Translation:Dad and mom want hot water.
Translated it this way, even though in English the collocation is "Mom and dad."
I want, you want, we want, you all want, they want, he and she want, she and I want, Jack and Jill want, the teachers want, the dogs want
he wants, she wants, Jack wants, Jill wants, the teacher wants, the dog wants
Want is when the subject is more than one person or talking about yourself, but wants is when the subject is only one person.
Examples: She wants food. He and she want food. They want food. I want food.
I was expecting father and mother as well, since 爸爸 and 妈妈 have been translated earlier in this course as father and mother
(LouEnterta, Winston298006, et al.) Yes, in China, freshly boiled water is often served with a meal. Even if the diners are drinking tea, it is common for the host to rinse out the teacups with boiling hot water prior to pouring the tea. Often, tea is served on a slatted wooden tray fitted atop a pan deep enough to hold the discarded water. Chopsticks are often placed in a tall glass that is then filled with boiling hot water, and plates, spoons, and bowls are often rinsed with boiling water as well. One reason for the practice is to warm the utensils so the food stays warmer, but the main reason is to disinfect the utensils. In many places in China, the water supply is untreated; consequently, in the home and in restaurants, boiling water is a way of reducing the chance of getting sick from it. Boiling water does not work on everything, but it is very effective at killing off some things, and better than nothing.
I think "Dad and mon need hot water" is also correct because 要 in this sentence can mean "want" and "need" in Chinese.
You are wrong. 想 means to "think", "to miss", and means to want only when the desire is a verb. 要 can mean to "need", to "want", to show that something "will" be done.

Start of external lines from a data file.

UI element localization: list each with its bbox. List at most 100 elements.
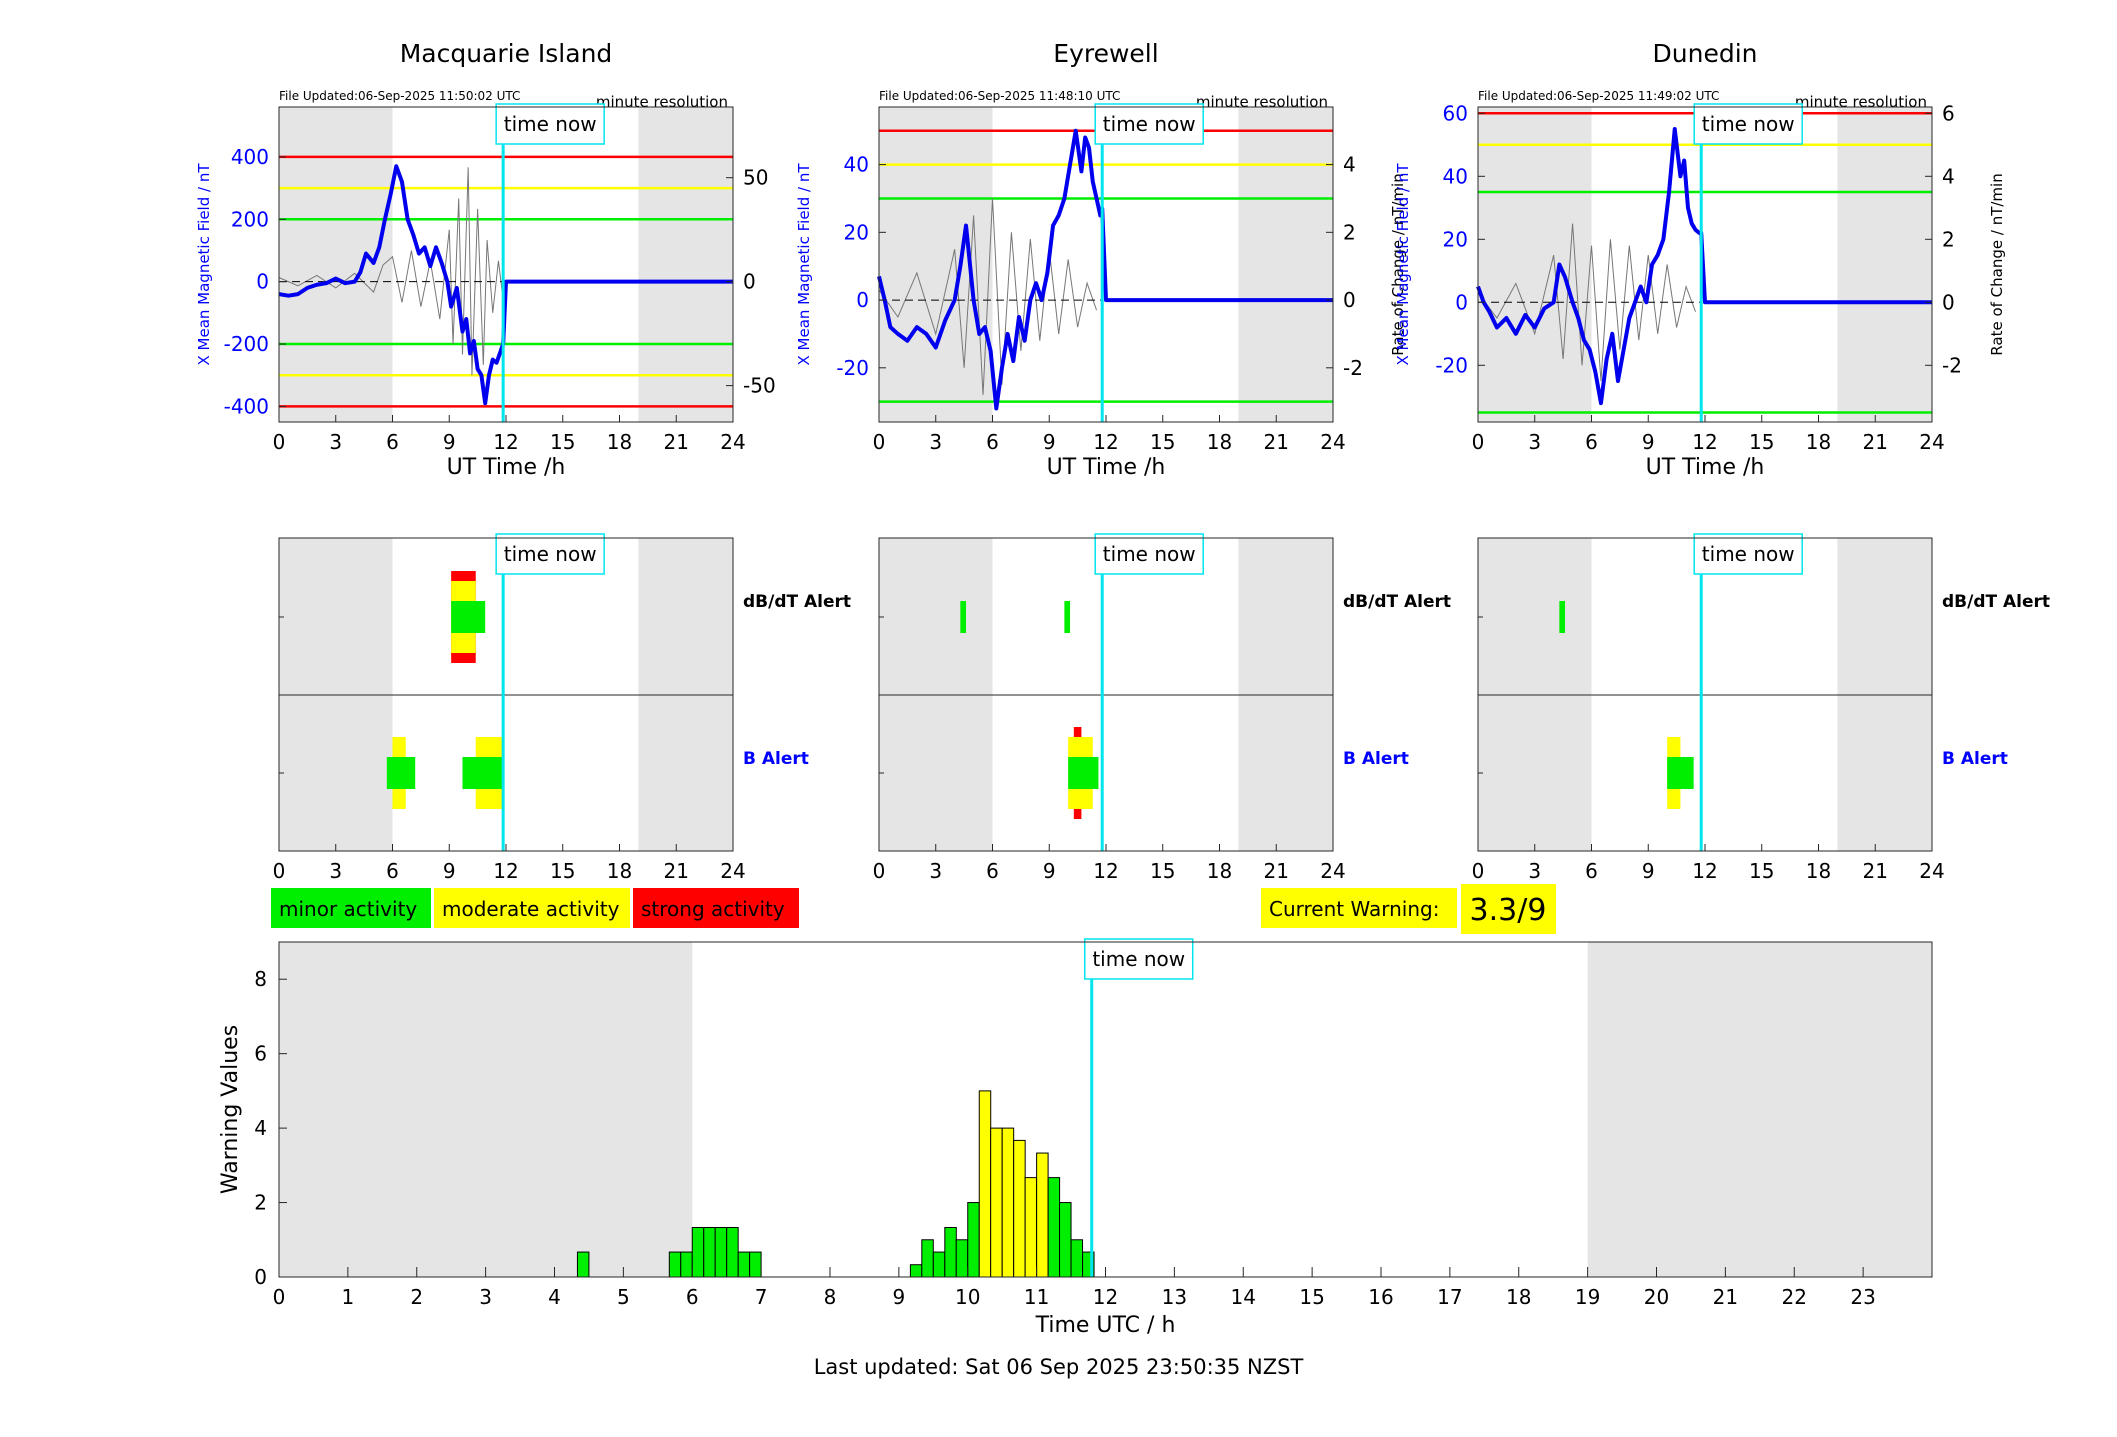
- x-tick-label: 12: [1692, 859, 1717, 883]
- x-tick-label: 13: [1162, 1285, 1187, 1309]
- warning-bar: [714, 1226, 728, 1278]
- warning-bar: [1036, 1152, 1049, 1278]
- magnetometer-panel-2: Eyrewell File Updated:06-Sep-2025 11:48:1…: [795, 39, 1407, 480]
- y-tick-label: 0: [856, 288, 869, 312]
- alert-panel-3: time now 0 3 6 9 12 15 18 21 24 dB/dT Alert B Alert: [1472, 533, 2050, 883]
- y-tick-label: -400: [224, 394, 269, 418]
- y-right-tick-label: -50: [743, 374, 776, 398]
- alert-block-green: [960, 601, 967, 633]
- x-tick-label: 3: [479, 1285, 492, 1309]
- station-title: Dunedin: [1653, 39, 1758, 68]
- y-right-tick-label: 0: [1343, 288, 1356, 312]
- x-tick-label: 0: [1472, 859, 1485, 883]
- warning-bar: [737, 1251, 751, 1278]
- x-tick-label: 21: [664, 859, 689, 883]
- x-tick-label: 3: [1528, 430, 1541, 454]
- y-right-axis-label: Rate of Change / nT/min: [1988, 173, 2006, 355]
- y-tick-label: 0: [254, 1265, 267, 1289]
- y-right-axis-label: Rate of Change / nT/min: [1389, 173, 1407, 355]
- x-tick-label: 24: [1320, 859, 1345, 883]
- warning-bar: [1013, 1139, 1026, 1278]
- y-right-tick-label: -2: [1942, 353, 1962, 377]
- warning-bar: [749, 1251, 762, 1278]
- x-tick-label: 9: [1043, 430, 1056, 454]
- time-now-label: time now: [1702, 542, 1795, 566]
- file-updated-text: File Updated:06-Sep-2025 11:49:02 UTC: [1478, 89, 1719, 103]
- x-tick-label: 18: [607, 859, 632, 883]
- time-now-label: time now: [1702, 112, 1795, 136]
- x-tick-label: 21: [1863, 430, 1888, 454]
- x-tick-label: 12: [1692, 430, 1717, 454]
- x-tick-label: 3: [329, 430, 342, 454]
- x-tick-label: 23: [1850, 1285, 1875, 1309]
- y-right-tick-label: 4: [1343, 153, 1356, 177]
- legend-strong-swatch: [633, 888, 799, 928]
- station-title: Macquarie Island: [400, 39, 613, 68]
- x-tick-label: 4: [548, 1285, 561, 1309]
- y-right-tick-label: 2: [1343, 220, 1356, 244]
- x-tick-label: 6: [386, 859, 399, 883]
- alert-block-green: [1667, 757, 1694, 789]
- warning-bar: [978, 1090, 992, 1278]
- time-now-box: [1083, 938, 1194, 980]
- x-tick-label: 6: [386, 430, 399, 454]
- current-warning-value-box: [1461, 884, 1556, 934]
- x-tick-label: 18: [1207, 859, 1232, 883]
- y-tick-label: 0: [1455, 290, 1468, 314]
- x-tick-label: 24: [1919, 430, 1944, 454]
- current-warning-value: 3.3/9: [1470, 893, 1547, 928]
- x-tick-label: 1: [342, 1285, 355, 1309]
- file-updated-text: File Updated:06-Sep-2025 11:50:02 UTC: [279, 89, 520, 103]
- x-tick-label: 18: [1506, 1285, 1531, 1309]
- x-tick-label: 15: [1150, 859, 1175, 883]
- x-tick-label: 0: [273, 859, 286, 883]
- time-now-box: [1094, 103, 1204, 145]
- b-alert-label: B Alert: [1942, 749, 2008, 769]
- rate-of-change-line: [878, 198, 1098, 395]
- y-axis-label: X Mean Magnetic Field / nT: [1394, 163, 1412, 366]
- time-now-label: time now: [1103, 112, 1196, 136]
- dbdt-alert-label: dB/dT Alert: [1942, 592, 2050, 612]
- x-tick-label: 16: [1368, 1285, 1393, 1309]
- x-tick-label: 3: [929, 430, 942, 454]
- x-tick-label: 9: [443, 430, 456, 454]
- x-tick-label: 11: [1024, 1285, 1049, 1309]
- x-tick-label: 0: [873, 859, 886, 883]
- rate-of-change-line: [278, 167, 503, 376]
- night-band: [279, 942, 693, 1277]
- b-alert-label: B Alert: [1343, 749, 1409, 769]
- y-tick-label: 2: [254, 1191, 267, 1215]
- warning-bar: [576, 1251, 590, 1278]
- time-now-box: [1094, 533, 1204, 575]
- night-band: [1478, 107, 1592, 422]
- alert-block-green: [1559, 601, 1566, 633]
- dbdt-alert-label: dB/dT Alert: [743, 592, 851, 612]
- last-updated-text: Last updated: Sat 06 Sep 2025 23:50:35 N…: [813, 1355, 1304, 1379]
- warning-bar: [932, 1251, 946, 1278]
- y-axis-label: X Mean Magnetic Field / nT: [795, 163, 813, 366]
- x-tick-label: 21: [1264, 859, 1289, 883]
- dbdt-alert-label: dB/dT Alert: [1343, 592, 1451, 612]
- field-line: [1476, 127, 1932, 406]
- x-tick-label: 24: [720, 430, 745, 454]
- activity-legend: minor activity moderate activity strong ac…: [271, 888, 799, 928]
- y-tick-label: 20: [844, 220, 869, 244]
- x-tick-label: 6: [1585, 430, 1598, 454]
- warning-bar: [1070, 1239, 1084, 1278]
- time-now-box: [495, 533, 605, 575]
- x-tick-label: 21: [1264, 430, 1289, 454]
- x-tick-label: 21: [1713, 1285, 1738, 1309]
- alert-block-green: [1064, 601, 1071, 633]
- y-tick-label: 6: [254, 1042, 267, 1066]
- x-tick-label: 12: [1093, 859, 1118, 883]
- field-line: [278, 164, 733, 406]
- x-tick-label: 7: [755, 1285, 768, 1309]
- x-tick-label: 9: [443, 859, 456, 883]
- x-tick-label: 20: [1644, 1285, 1669, 1309]
- x-tick-label: 18: [1207, 430, 1232, 454]
- y-tick-label: -20: [1435, 353, 1468, 377]
- night-band: [638, 107, 733, 422]
- x-tick-label: 10: [955, 1285, 980, 1309]
- x-tick-label: 21: [664, 430, 689, 454]
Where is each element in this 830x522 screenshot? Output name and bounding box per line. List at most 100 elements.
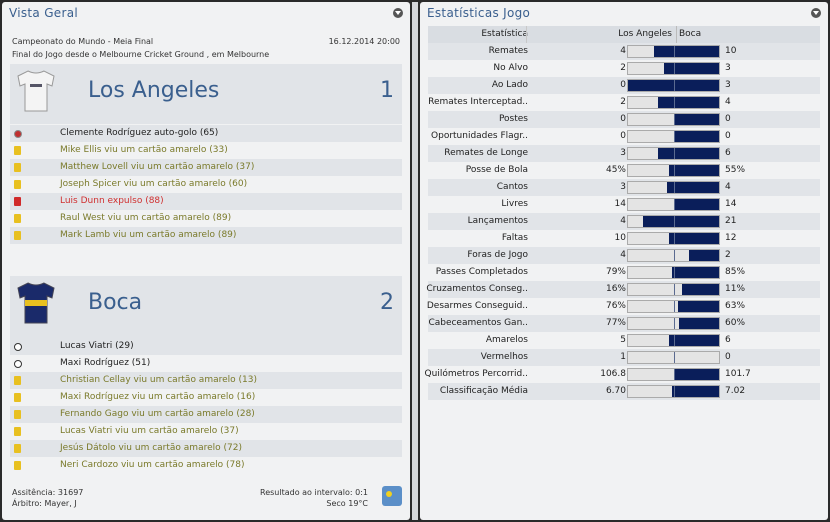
stat-row: Foras de Jogo 4 2 [428, 247, 820, 264]
event-text: Luis Dunn expulso (88) [60, 196, 164, 206]
stat-label: Cantos [496, 182, 528, 192]
stat-row: Ao Lado 0 3 [428, 77, 820, 94]
event-text: Joseph Spicer viu um cartão amarelo (60) [60, 179, 248, 189]
stat-row: Postes 0 0 [428, 111, 820, 128]
stat-bar [627, 300, 720, 313]
stat-home-value: 1 [620, 352, 626, 362]
stat-row: Posse de Bola 45% 55% [428, 162, 820, 179]
header-home[interactable]: Los Angeles [618, 29, 672, 39]
stat-away-value: 101.7 [725, 369, 751, 379]
event-row: Raul West viu um cartão amarelo (89) [10, 210, 402, 227]
event-row: Joseph Spicer viu um cartão amarelo (60) [10, 176, 402, 193]
stat-bar-home-fill [628, 369, 675, 380]
away-score: 2 [380, 290, 394, 315]
stat-bar [627, 215, 720, 228]
stat-bar-home-fill [628, 284, 682, 295]
yellow-card-icon [14, 146, 21, 155]
yellow-card-icon [14, 393, 21, 402]
stat-away-value: 0 [725, 114, 731, 124]
stat-bar [627, 113, 720, 126]
event-row: Jesús Dátolo viu um cartão amarelo (72) [10, 440, 402, 457]
event-text: Mike Ellis viu um cartão amarelo (33) [60, 145, 228, 155]
away-shirt-icon [17, 282, 55, 324]
event-row: Maxi Rodríguez viu um cartão amarelo (16… [10, 389, 402, 406]
stat-row: Desarmes Conseguid.. 76% 63% [427, 298, 820, 315]
panel-menu-icon[interactable] [811, 8, 821, 18]
home-score: 1 [380, 78, 394, 103]
stat-away-value: 11% [725, 284, 746, 294]
stat-bar-home-fill [628, 386, 673, 397]
event-text: Maxi Rodríguez viu um cartão amarelo (16… [60, 392, 256, 402]
stat-away-value: 0 [725, 131, 731, 141]
event-row: Lucas Viatri viu um cartão amarelo (37) [10, 423, 402, 440]
stat-label: Postes [498, 114, 528, 124]
stat-label: Lançamentos [467, 216, 528, 226]
stat-bar-home-fill [628, 148, 659, 159]
stat-bar [627, 181, 720, 194]
header-statistic[interactable]: Estatística [481, 29, 528, 39]
panel-menu-icon[interactable] [393, 8, 403, 18]
stat-home-value: 5 [620, 335, 626, 345]
stat-row: Livres 14 14 [428, 196, 820, 213]
stat-bar-home-fill [628, 352, 719, 363]
event-row: Fernando Gago viu um cartão amarelo (28) [10, 406, 402, 423]
stat-bar [627, 45, 720, 58]
stat-row: Oportunidades Flagr.. 0 0 [428, 128, 820, 145]
stat-bar [627, 79, 720, 92]
stat-away-value: 55% [725, 165, 746, 175]
stat-away-value: 4 [725, 97, 731, 107]
event-text: Neri Cardozo viu um cartão amarelo (78) [60, 460, 245, 470]
sunny-icon [382, 486, 402, 506]
stat-away-value: 3 [725, 80, 731, 90]
stat-row: Remates 4 10 [428, 43, 820, 60]
stat-bar-home-fill [628, 131, 674, 142]
event-text: Christian Cellay viu um cartão amarelo (… [60, 375, 257, 385]
stat-row: Faltas 10 12 [428, 230, 820, 247]
own-goal-icon [14, 130, 22, 138]
home-team-name[interactable]: Los Angeles [88, 78, 220, 103]
away-team-name[interactable]: Boca [88, 290, 143, 315]
stat-label: Ao Lado [491, 80, 528, 90]
stat-home-value: 4 [620, 216, 626, 226]
stat-row: Amarelos 5 6 [428, 332, 820, 349]
red-card-icon [14, 197, 21, 206]
event-text: Lucas Viatri (29) [60, 341, 134, 351]
referee: Árbitro: Mayer, J [12, 499, 77, 508]
stat-label: Posse de Bola [465, 165, 528, 175]
panel-splitter[interactable] [412, 2, 418, 520]
stat-bar-home-fill [628, 114, 674, 125]
stat-label: Passes Completados [435, 267, 528, 277]
header-away[interactable]: Boca [676, 26, 701, 43]
stat-home-value: 3 [620, 182, 626, 192]
event-row: Maxi Rodríguez (51) [10, 355, 402, 372]
event-row: Mark Lamb viu um cartão amarelo (89) [10, 227, 402, 244]
stat-home-value: 2 [620, 97, 626, 107]
stat-label: Remates [488, 46, 528, 56]
stat-home-value: 77% [605, 318, 626, 328]
event-text: Lucas Viatri viu um cartão amarelo (37) [60, 426, 239, 436]
stat-label: No Alvo [493, 63, 528, 73]
stat-bar-home-fill [628, 63, 665, 74]
stat-bar [627, 62, 720, 75]
stat-home-value: 79% [605, 267, 626, 277]
stat-label: Oportunidades Flagr.. [431, 131, 528, 141]
stat-bar [627, 232, 720, 245]
event-row: Christian Cellay viu um cartão amarelo (… [10, 372, 402, 389]
match-stats-panel: Estatísticas Jogo Estatística Los Angele… [420, 2, 828, 520]
stat-away-value: 10 [725, 46, 737, 56]
stat-bar-home-fill [628, 199, 674, 210]
stat-label: Cabeceamentos Gan.. [428, 318, 528, 328]
home-shirt-icon [17, 70, 55, 112]
event-text: Mark Lamb viu um cartão amarelo (89) [60, 230, 237, 240]
stat-away-value: 6 [725, 148, 731, 158]
stat-label: Livres [501, 199, 528, 209]
away-team-header: Boca 2 [10, 276, 402, 338]
stat-label: Amarelos [485, 335, 528, 345]
stat-bar [627, 266, 720, 279]
stat-bar-home-fill [628, 301, 678, 312]
stat-bar [627, 130, 720, 143]
stat-bar [627, 198, 720, 211]
stat-home-value: 106.8 [600, 369, 626, 379]
panel-title: Vista Geral [9, 6, 79, 20]
stat-label: Foras de Jogo [467, 250, 528, 260]
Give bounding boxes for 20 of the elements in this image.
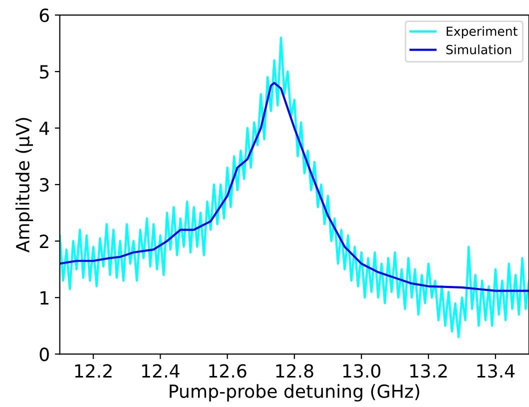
legend-label: Simulation — [446, 44, 512, 54]
x-axis-title: Pump-probe detuning (GHz) — [170, 384, 420, 402]
y-axis-title: Amplitude (μV) — [16, 118, 34, 253]
legend-label: Experiment — [446, 26, 518, 38]
x-tick-label: 12.2 — [75, 364, 112, 378]
y-tick-label: 4 — [39, 122, 50, 135]
x-tick-label: 12.6 — [209, 364, 246, 378]
y-tick-label: 2 — [40, 234, 48, 248]
x-tick-label: 13.0 — [343, 364, 380, 378]
x-tick-label: 12.8 — [276, 364, 314, 378]
x-tick-label: 12.4 — [142, 364, 180, 378]
y-tick-label: 1 — [40, 291, 48, 304]
x-tick-label: 13.4 — [477, 364, 515, 378]
y-tick-label: 6 — [40, 8, 49, 22]
y-tick-label: 0 — [40, 348, 49, 362]
x-tick-label: 13.2 — [410, 364, 447, 378]
y-tick-label: 5 — [40, 65, 48, 79]
line-series — [60, 82, 529, 292]
y-tick-label: 3 — [40, 178, 49, 192]
line-series — [60, 36, 529, 338]
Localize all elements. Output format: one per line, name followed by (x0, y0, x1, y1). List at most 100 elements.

When 要 is used with a object directly after it, it means want. 想要 is strictly want. If you absolutely need something, than 需要 (verb) is a better term.
In traditional Chinese culture, the male is stated before the female. Dad before mom, brothers before sisters, male coworkers before female, etc.
The extra "S" should be used only for third person singular.
• Dad wants hot water.
• Mom wants hot water.
• Mom and Dad each wants hot water. (In this case, the "each" signifies that the verb acts on Mom as a singular and Dad as a singular, rather than both as a plural.)
For all other cases, you should use "want," not "wants."
• First person singular: I want hot water.
• First person plural: We want hot water.
• Second person singular: You want hot water.
• Second person plural: You all want hot water.
• Third person plural: They want hot water.
I was already wondering when we were going to learn to asks for hot water. That's like the most important Chinese thing everrrrrr
I did Mum and Dad but got it wrong, because it's natural here to say Mum and then Dad.
Report it. In British English, mum means mom or mother; but in American English it means to be silent. Duo is probably currently registering the latter.
I feel like I'm failing due to misperceptions in my English :( I wrote "Father and Mother wants hot water" and it didn't count :/
i literally just switched mom and dad and got it wrong. pathetic much? they should both work. its literally just like the name thing im so pissed
Is it correct to also interpret it as "Dad and Mom want to heat up the water"?
This is incredible. I submitted: Father and mother wants hot water; Lo and behold, i was marked incorrect! How?